The venerable home of Ms. Rosa Lambright remains the symbol of the Freedmen’s Grove community [sometimes spelled, as on the adjacent road, Freedman or Freedman’s Grove]. I can’t resist driving by when I’m in the area and have photographed it numerous times over the past eight years. Olivia Baker shared background on the house on Vanishing South Georgia on 31 March 2010: …The lady that lived in this house was a dynamic elementary school teacher. Ms. Lambright taught generations of families in the Liberty County community.

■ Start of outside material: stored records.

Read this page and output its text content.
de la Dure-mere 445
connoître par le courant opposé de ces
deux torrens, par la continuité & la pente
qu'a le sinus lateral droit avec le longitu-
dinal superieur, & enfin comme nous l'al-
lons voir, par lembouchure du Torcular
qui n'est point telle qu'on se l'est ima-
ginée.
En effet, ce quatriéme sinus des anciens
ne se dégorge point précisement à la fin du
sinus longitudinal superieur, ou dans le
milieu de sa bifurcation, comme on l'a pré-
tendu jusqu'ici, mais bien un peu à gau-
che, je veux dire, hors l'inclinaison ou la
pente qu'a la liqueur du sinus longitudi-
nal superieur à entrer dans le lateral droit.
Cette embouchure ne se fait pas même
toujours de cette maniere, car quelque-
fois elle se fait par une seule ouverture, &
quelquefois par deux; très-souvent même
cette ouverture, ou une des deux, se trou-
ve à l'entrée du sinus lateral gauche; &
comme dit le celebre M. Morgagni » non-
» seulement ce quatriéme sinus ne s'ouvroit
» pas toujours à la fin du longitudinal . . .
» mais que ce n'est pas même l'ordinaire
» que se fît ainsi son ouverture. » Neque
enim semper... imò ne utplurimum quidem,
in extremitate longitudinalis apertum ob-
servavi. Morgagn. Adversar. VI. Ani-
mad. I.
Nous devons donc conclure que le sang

She was affectionately known and respected by members of the Limerick, and Freedman Grove community, and a faithful member and leader of the “Ebernezer Presbyterian Church. [She] actively supported the annual Vacation Bible School and end of the summer “August Picnic”. The community looked forward to these events each year.  On 6 August 2010 she added: Ms. Lambright taught 1st – 3rd grades in a two-room wood framed, white schoolhouse, located about 3/4 mile down Freedman Grove Road. 4th – 5th Grades were taught by Mrs. M. Baker. Ms. Lambright taught my father and my mother, my father was born in 1918. I was born in 1945; she taught me and my four older siblings. I do not know the exact dates she taught. However, I do know that she taught between 1918 and 1950’s. On or about 1953 the two-room school closed, when similar schools throughout Liberty County were closed and students attending these smaller 2-room “schools” were transferred to the Liberty County Elementary/High School. I subsequently graduated from Liberty County High School in 1963. Also, during those years public schools were still segregated…

It’s an anchor, a sustainable property of the sort that was once the rule among African-American communities in Coastal Georgia. To me, it’s an icon of the coast.